Oysa biz çatışmanın aksine inanmıştık... Dünden daha organize bir MİT bekliyorduk... Kurumların uyumu çok daha verimli bir çalışma ortamı yaratacaktı! Yakın bir tarihte İstihbarat teşkilatı alışılmadık reklamı bu havayı yaratmıştı... Yeni ekip olmasa bile yeni başkanı Fidan ile teşkilat yepyeni bir kanla ve gelişmeye hazırdı... Mesele Fidanı büyümeden, kökleşmeden sertleşmeden, istenen şekle sokmak olabilir mi? Söylenmemesi gerekenlerin hemen hepsi söylenir oldu... PKK ve KCK mücadelesinde söylentiyi kim üretti? Açılım siyasetinde geri tepen silah kimin elinde kaldı? Benim ülkem son dönemde mantık kaybına uğratılmış gibi... Eski bir genel kurmay başkanı terör örgütü başı olarak tutuklanıyor...

OSLO da kim ne söyledi? Bilinmiyor mu? PKK ile pazarlığın ipliği pazara çıkmadı mı? Mesele ve başarı bu tür işlerin gizli kalması değil mi? MİT kendi başına buyruk bir örgüt mü oldu? Emniyet-MİT çatışması... Cemaat- İktidar kapışması... Emniyette tarikat ayrımı... Nerede birlik... Nerede bütünlük ve nerede gizlilik? Siyaseti yapan, son kararı veren yürütme değil mi? İstihbarat toplayan birimlerin kendi içinde uyum sağlaması uygunsuzlukları ve sıkıntıları dışa vurmadan gene kendi içinde çözmesi gerekli olan şey değil mi?

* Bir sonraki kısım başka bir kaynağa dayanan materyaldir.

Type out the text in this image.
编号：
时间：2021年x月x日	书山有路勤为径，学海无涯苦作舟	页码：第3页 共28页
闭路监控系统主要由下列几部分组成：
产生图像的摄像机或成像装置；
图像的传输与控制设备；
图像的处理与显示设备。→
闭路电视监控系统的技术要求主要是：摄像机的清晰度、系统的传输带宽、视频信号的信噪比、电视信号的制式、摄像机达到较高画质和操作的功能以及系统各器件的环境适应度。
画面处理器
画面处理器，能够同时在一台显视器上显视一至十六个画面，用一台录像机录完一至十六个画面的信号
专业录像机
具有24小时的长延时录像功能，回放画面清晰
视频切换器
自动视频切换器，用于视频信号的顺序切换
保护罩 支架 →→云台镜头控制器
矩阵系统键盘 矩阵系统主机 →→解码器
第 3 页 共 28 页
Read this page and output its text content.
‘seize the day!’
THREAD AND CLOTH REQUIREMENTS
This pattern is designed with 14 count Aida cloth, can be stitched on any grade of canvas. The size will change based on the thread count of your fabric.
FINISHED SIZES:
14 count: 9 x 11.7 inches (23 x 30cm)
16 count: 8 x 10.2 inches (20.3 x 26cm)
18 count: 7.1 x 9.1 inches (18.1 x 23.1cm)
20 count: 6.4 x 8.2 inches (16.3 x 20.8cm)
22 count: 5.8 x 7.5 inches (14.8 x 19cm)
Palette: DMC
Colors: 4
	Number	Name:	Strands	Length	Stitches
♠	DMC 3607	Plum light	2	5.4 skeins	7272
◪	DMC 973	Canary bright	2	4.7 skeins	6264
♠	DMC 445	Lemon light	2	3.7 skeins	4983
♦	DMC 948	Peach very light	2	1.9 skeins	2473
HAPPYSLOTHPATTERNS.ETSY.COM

İnanılmaz bir kargaşanın başındayız. Şaşırmayı ve şaşırtmayı seviyoruz. İstihbarat için şeytanla bile görüşmek normal olur. Şeytan olmadan... Anormal gelen özel şeyler değil mi? Ezberleri bozan, giderek sıkıntı yaratan şey ÖZEL YETKİ... Savcıların teraziye koymadan, geniş bir demokrasi felsefesine bulamadan, yazılı maddeye bakıp sığ kararlar alması özel yetkiyi ÜZEN YETKİ haline soktu!.. Bu kargaşada aranan bit yeniği bulunur mu? MİT yeniği bulunmadan çok zor!